Paneetha Ameresekere

The benchmark 'spot' virtually held on to last year's close, finishing yesterday, the opening day of the year at Rs 153.60/65 to the US dollar in two way quotes on thin trades, market sources told this reporter.

On the previous market day, Friday, 29 December, 2017, it had closed at Rs 153.55/68 to the dollar in two way quotes. 'Similar to last year, we expect the 'spot' to weaken by three per cent due to the island's traditional import bent,' they said.Last year, the exchange rate weakened by 2.85 per cent, the sources said.

'We expect next month's Local Government elections too to have an impact on the rupee, albeit marginally", sources said.

Meanwhile, a year ago on Monday, 2 January, 2017, the market exchange rate (MER) then, namely the 'spot next' weakened sharply by 30 cents to Rs 150.05 to the dollar, this newspaper's archives showed. The 'spot' at that time was bridled at Rs 150 to the dollar to minimize Government of Sri Lanka's rupee debt.
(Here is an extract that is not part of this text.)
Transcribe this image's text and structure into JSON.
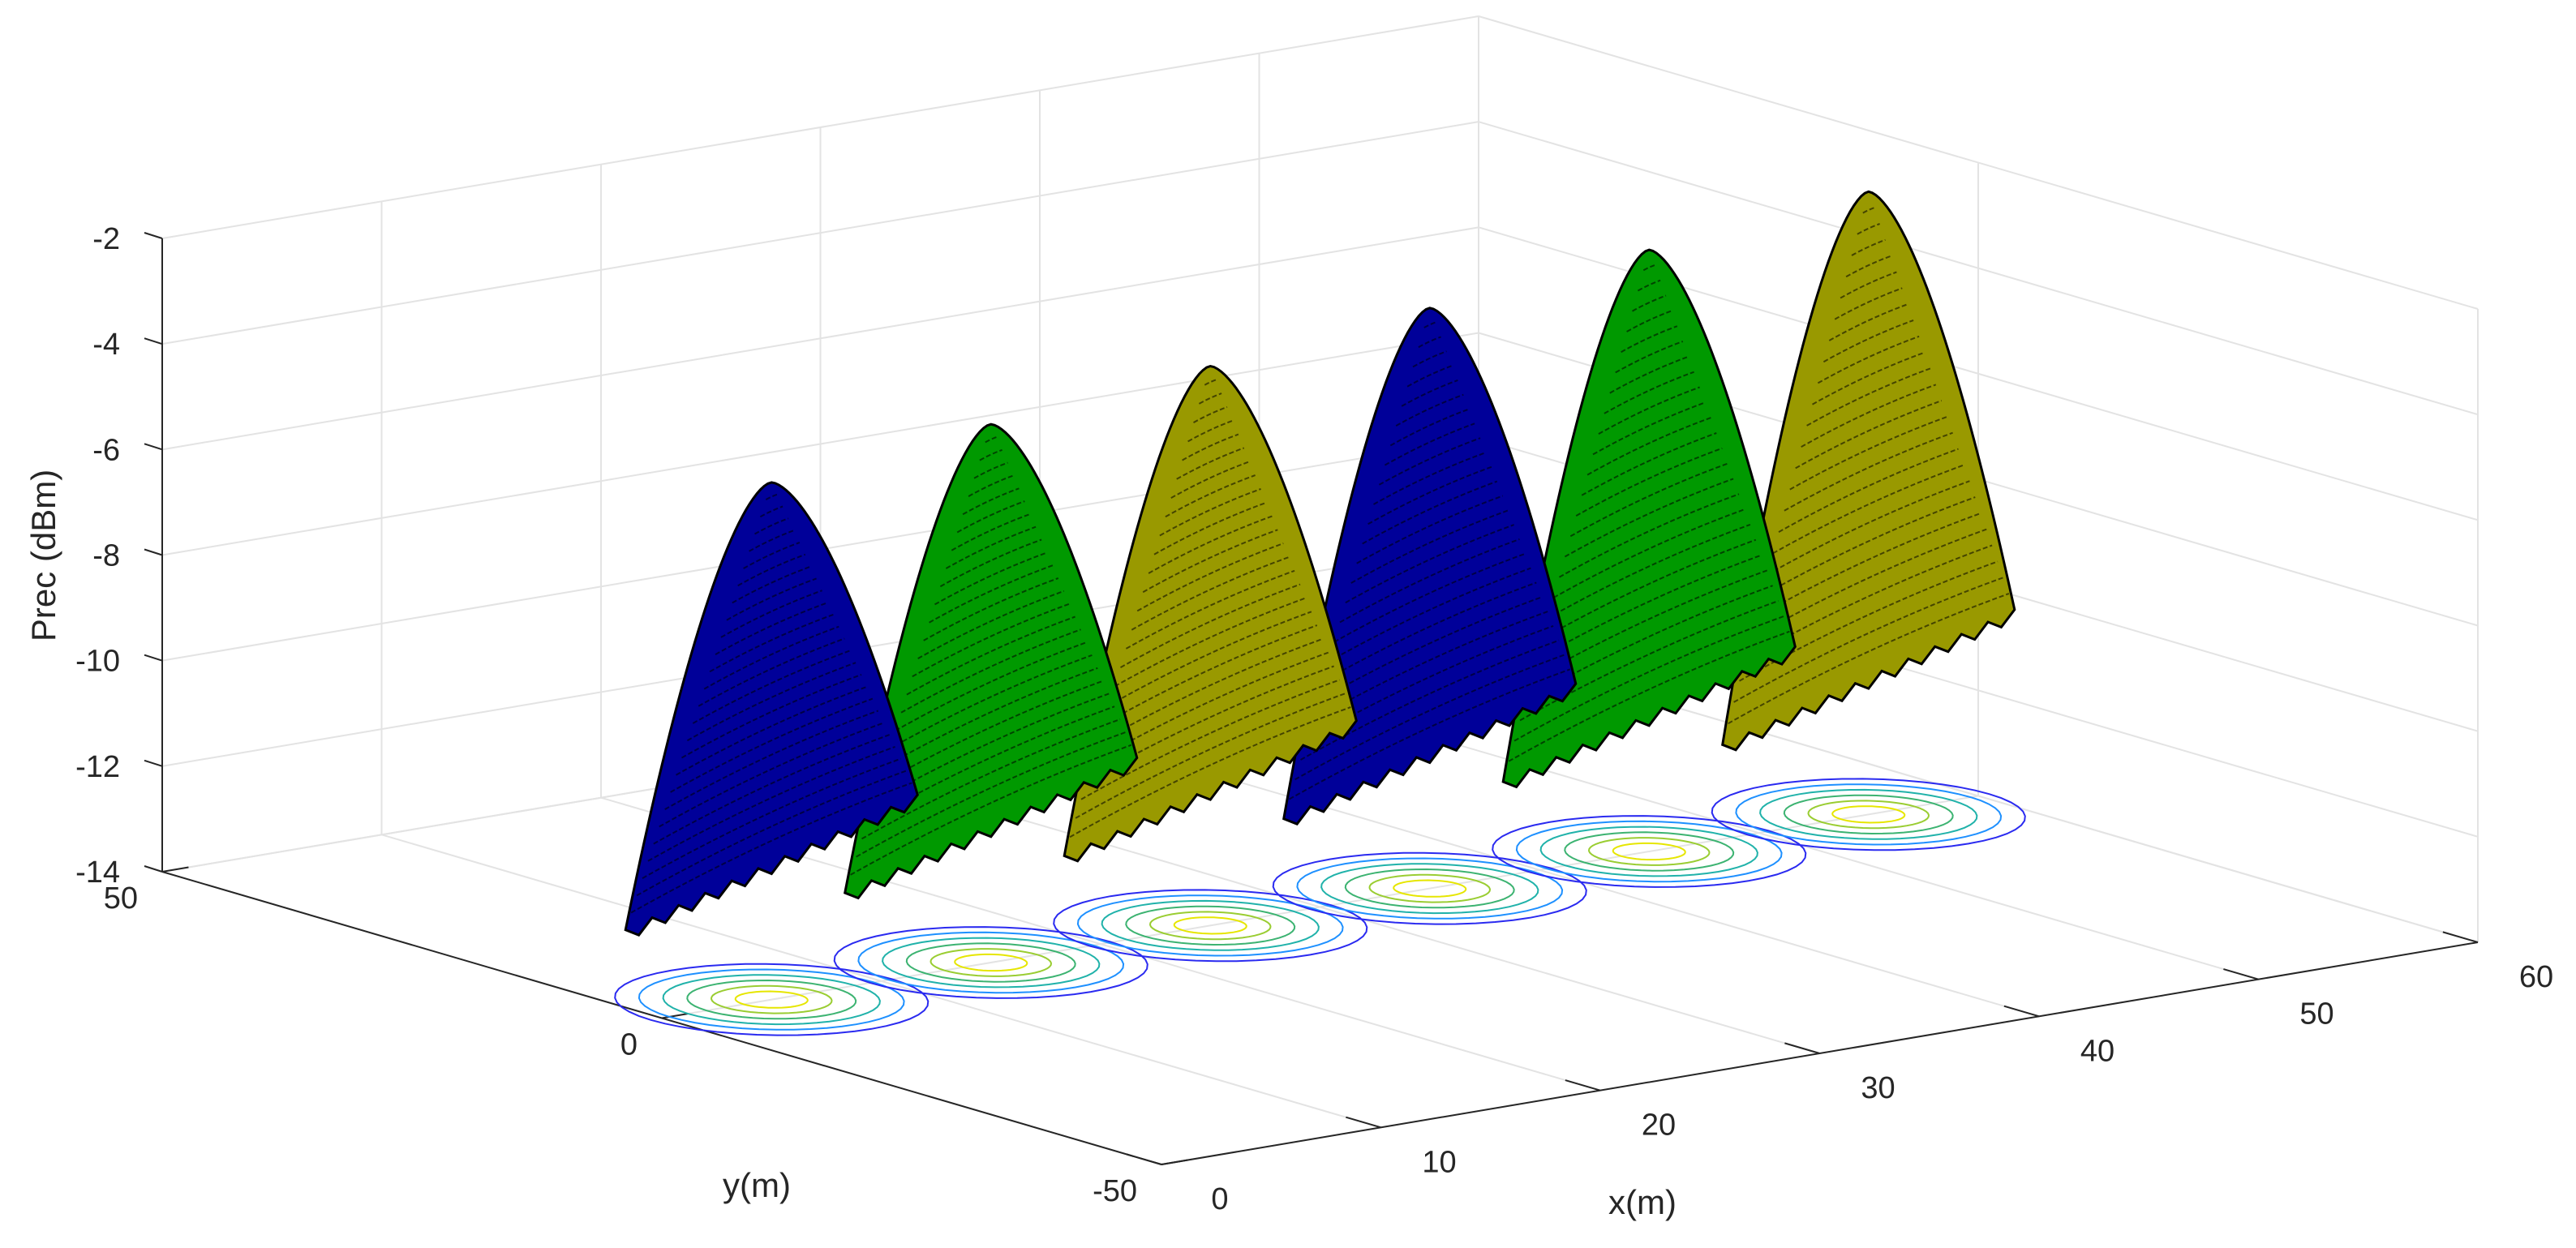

Year on year as at yesterday, the MER has weakened by between 2.37-2.40 per cent (Rs 3.55-3.60), thereby giving a pull to cost push inflation. Nonetheless, to mitigate demand pull inflation and to ensure that call money rates don't slacken, Central Bank of Sri Lanka on a net basis absorbed Rs 18,303.50 million worth of excess liquidity from the market through its open market operations yesterday, due to net excess liquidity (NEL) increasing by 133.54 per cent to Rs 22,712 million.

This assured that the weighted average rate of call money increased by one basis point to 8.16 per cent, yesterday, without falling.

The high tax regimen continued to rub on the stock market, with the Bourse making a parsimonious turnover of Rs 194.56 million at the opening day of trading for the year, yesterday, compared to a figure of Rs 329.20 million a year ago on 2 January, 2017.

However, the benchmark ASPI made a pyrrhic gain of 0.66 per cent to 6,411.27 points over its previous day's close and the more sensitive S&P SL 20 Index by 0.84 per cent to 3,702.63 points, yesterday. However, the year opened with the market enjoying a net foreign inflow (NFI) of Rs 102.81 million, led by blue chip JKH (Rs 70.76 million) at yesterday's trading. The Bourse last year enjoyed an NFI of Rs 19.21 billion.